In contradiction to the report of many other travelers, all of which have been tinctured with prejudice, I can assert that notwithstanding the apparent indifference with which an Indian meets his wife and children after a long absence, an indifference proceeding rather from custom than insensibility, he is not unmindful of the claims either of connubial or parental tenderness. The little story I have introduced in the preceding chapter of the Naudowessie woman lamenting her child and the immature death of the father will elucidate this point and enforce the assertion much better than the most studied arguments I can make use of.
Accustomed from their youth to innumerable hardships, they soon become superior to a sense of danger or the dread of death. And their fortitude, implanted by nature and nurtured by example, by precept, and accident never experiences a moment’s allay. Though slothful and inactive whilst their store of provision remains unexhausted and their foes are at a distance, they are indefatigable and persevering in pursuit of their game or in circumventing their enemies.
If they are artful and designing and ready to take every advantage, if they are cool and deliberate in their councils and cautious in the extreme either of discovering their sentiments or of revealing a secret, they might at the same time boast of possessing qualifications of a more animated nature: of the sagacity of a hound, the penetrating sight of a lynx, the cunning of the fox, the agility of a bounding roe, and the unconquerable fierceness of the tiger.

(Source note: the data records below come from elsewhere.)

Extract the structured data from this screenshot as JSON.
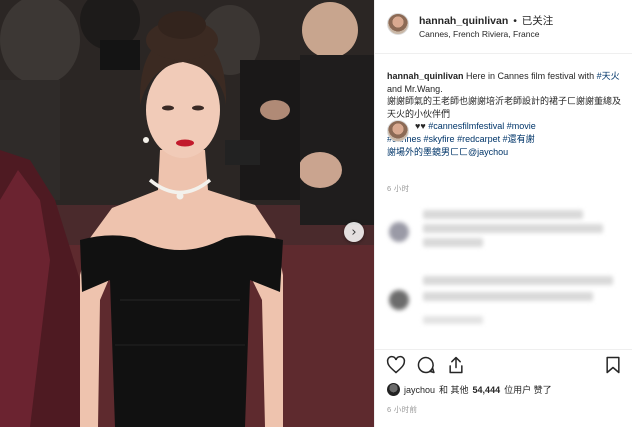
{
  "post": {
    "username": "hannah_quinlivan",
    "dot": "•",
    "follow_status": "已关注",
    "location": "Cannes, French Riviera, France",
    "caption": {
      "username": "hannah_quinlivan",
      "line1_text": "Here in Cannes film festival with",
      "line1_tag": "#天火",
      "line1_rest": "and Mr.Wang.",
      "line2": "謝謝師氣的王老師也謝謝培沂老師設計的裙子ㄈ謝謝董總及天火的小伙伴們",
      "line3_hearts": "♥♥",
      "tags_line3": [
        "#cannesfilmfestival",
        "#movie"
      ],
      "tags_line4": [
        "#cannes",
        "#skyfire",
        "#redcarpet",
        "#還有謝"
      ],
      "line5_text": "謝場外的墨鏡男ㄈㄈ",
      "line5_mention": "@jaychou"
    },
    "caption_time": "6 小时",
    "likes": {
      "liker": "jaychou",
      "text_and": "和 其他",
      "count": "54,444",
      "text_suffix": "位用户 赞了"
    },
    "post_time": "6 小时前"
  },
  "photo": {
    "next_button_icon": "chevron-right-icon",
    "next_button_label": "›"
  },
  "icons": {
    "like": "heart-icon",
    "comment": "comment-icon",
    "share": "share-icon",
    "save": "bookmark-icon"
  },
  "colors": {
    "tag": "#003569",
    "dress": "#111111",
    "lips": "#c2192b",
    "border": "#efefef"
  }
}
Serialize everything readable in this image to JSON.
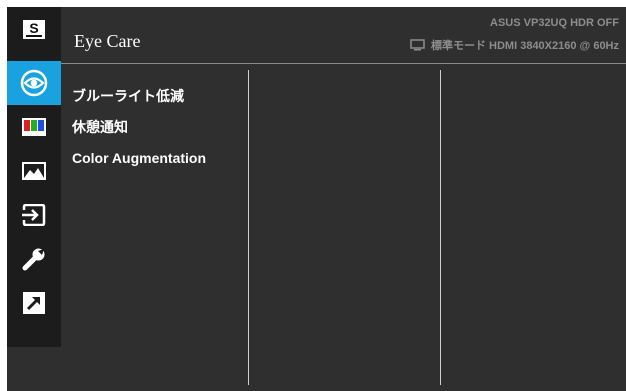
{
  "title": "Eye Care",
  "model_info": "ASUS  VP32UQ  HDR OFF",
  "mode_info": "標準モード  HDMI 3840X2160 @ 60Hz",
  "menu_items": [
    "ブルーライト低減",
    "休憩通知",
    "Color Augmentation"
  ],
  "sidebar": {
    "splendid_label": "S",
    "icons": [
      "splendid-icon",
      "eye-icon",
      "color-bars-icon",
      "image-icon",
      "input-icon",
      "wrench-icon",
      "shortcut-icon"
    ],
    "active_index": 1
  },
  "colors": {
    "accent": "#1aa1e0",
    "panel": "#2f2f2f",
    "sidebar": "#1c1c1c"
  }
}
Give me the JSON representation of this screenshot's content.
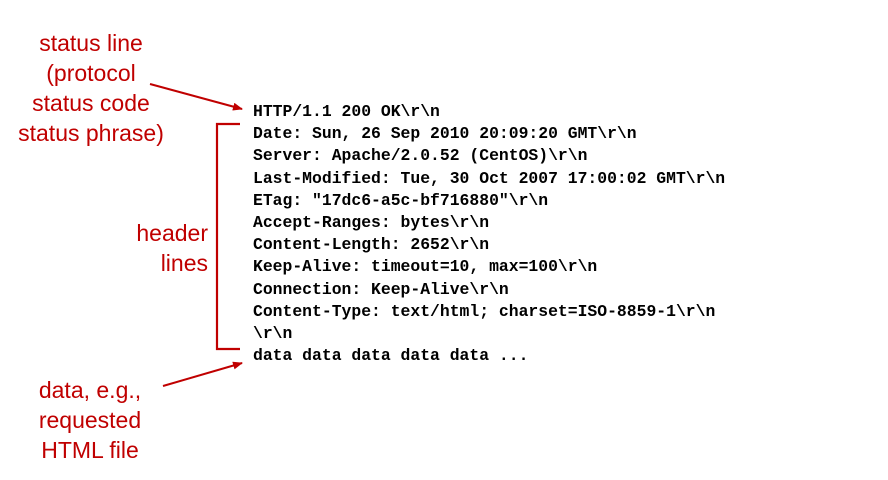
{
  "annotations": {
    "status_line": [
      "status line",
      "(protocol",
      "status code",
      "status phrase)"
    ],
    "header_lines": [
      "header",
      "lines"
    ],
    "data": [
      "data, e.g.,",
      "requested",
      "HTML file"
    ]
  },
  "message": {
    "status_line": "HTTP/1.1 200 OK\\r\\n",
    "headers": [
      "Date: Sun, 26 Sep 2010 20:09:20 GMT\\r\\n",
      "Server: Apache/2.0.52 (CentOS)\\r\\n",
      "Last-Modified: Tue, 30 Oct 2007 17:00:02 GMT\\r\\n",
      "ETag: \"17dc6-a5c-bf716880\"\\r\\n",
      "Accept-Ranges: bytes\\r\\n",
      "Content-Length: 2652\\r\\n",
      "Keep-Alive: timeout=10, max=100\\r\\n",
      "Connection: Keep-Alive\\r\\n",
      "Content-Type: text/html; charset=ISO-8859-1\\r\\n",
      "\\r\\n"
    ],
    "body": "data data data data data ..."
  },
  "colors": {
    "annotation": "#c00000",
    "text": "#000000"
  }
}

In their public characters, as forming part of a community, they possess an attachment for that band to which they belong unknown to the inhabitants of any other country. They combine as if they were actuated only by one soul against the enemies of their nation and banish from their minds every consideration opposed to this. They consult without unnecessary opposition or without giving way to the excitements of envy or ambition on the measures necessary to be pursued for the destruction of those who have drawn on themselves their displeasure. No selfish views ever influence their advice or obstruct their consultations. Nor is it in the power of bribes or threats to diminish the love they bear their country.

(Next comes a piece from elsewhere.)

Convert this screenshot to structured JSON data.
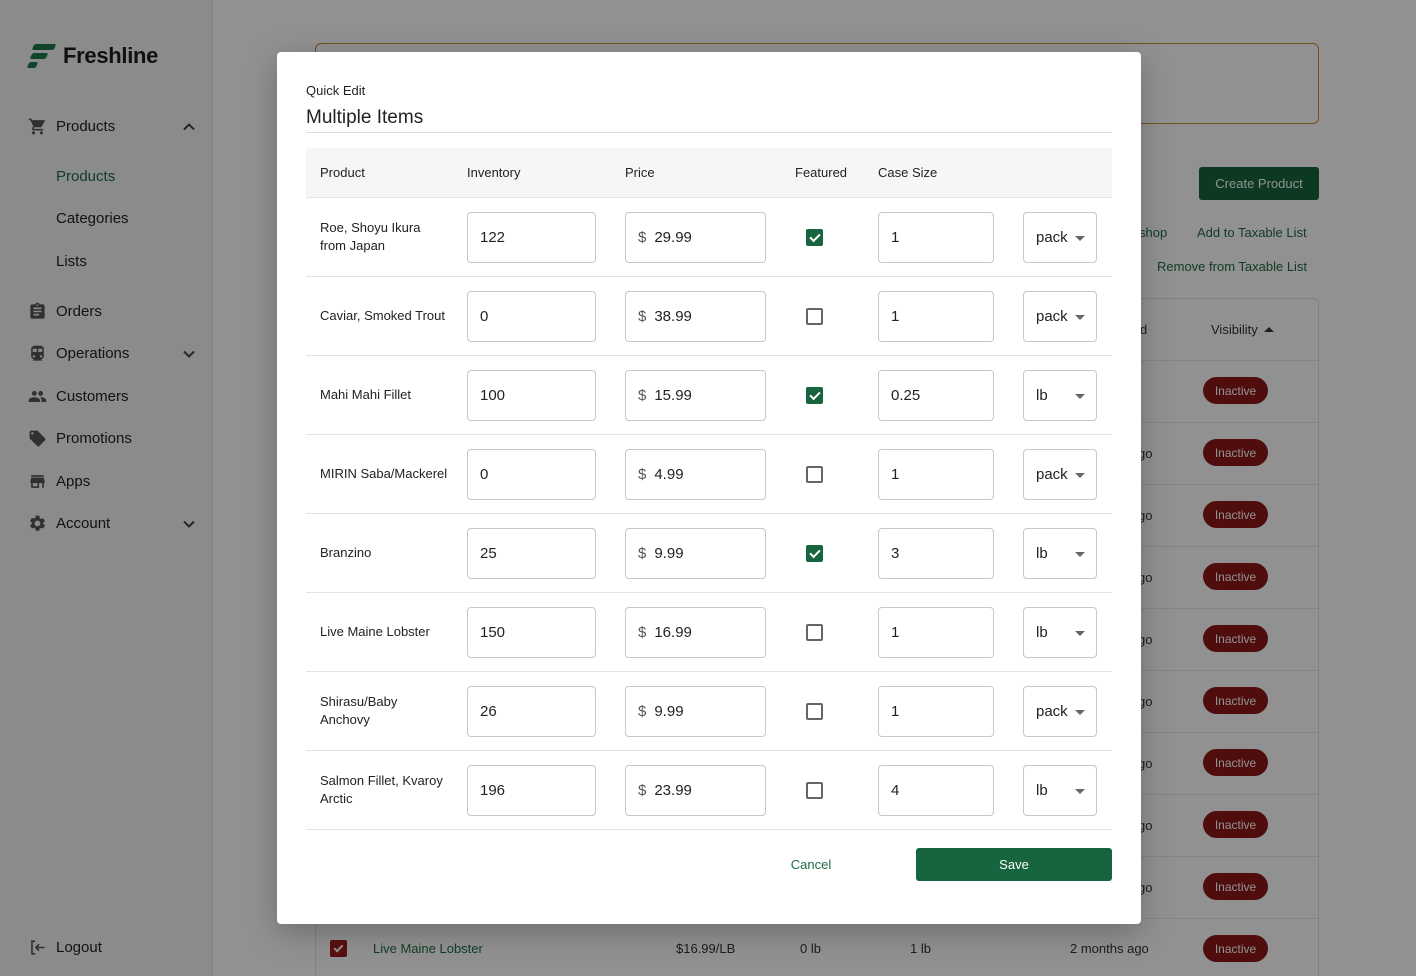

The honor of their tribe and the welfare of their nation is the first and most predominant emotion of their hearts and from hence proceed in a great measure all their virtues and their vices. Actuated by this, they brave every danger, endure the most exquisite torments, and expire triumphing in their fortitude not as a personal qualification but as a national characteristic. From thence also flow that insatiable revenge towards those with whom they are at war and all the consequent horrors that disgrace their name. Their uncultivated minds being incapable of judging of the propriety of an action, in opposition to their passions which are totally insensible to the controls of reason or humanity, they know not how to keep their fury within any bounds. And consequently that courage and resolution which would otherwise do them honor degenerates into a savage ferocity.
But this short dissertation must suffice; the limits of my work will not permit me to treat the subject more copiously or to pursue it with a logical regularity. The observations already made by my readers on the preceding pages will I trust render it unnecessary, as by them they will be enabled to form a tolerably just idea of the people I have been describing. Experience teaches that anecdotes and relations of particular events, however trifling they might appear, enable us to form a truer judgment of the manners and customs of a people and are much more declaratory of their real state than the most studied and elaborate disquisition without these aids.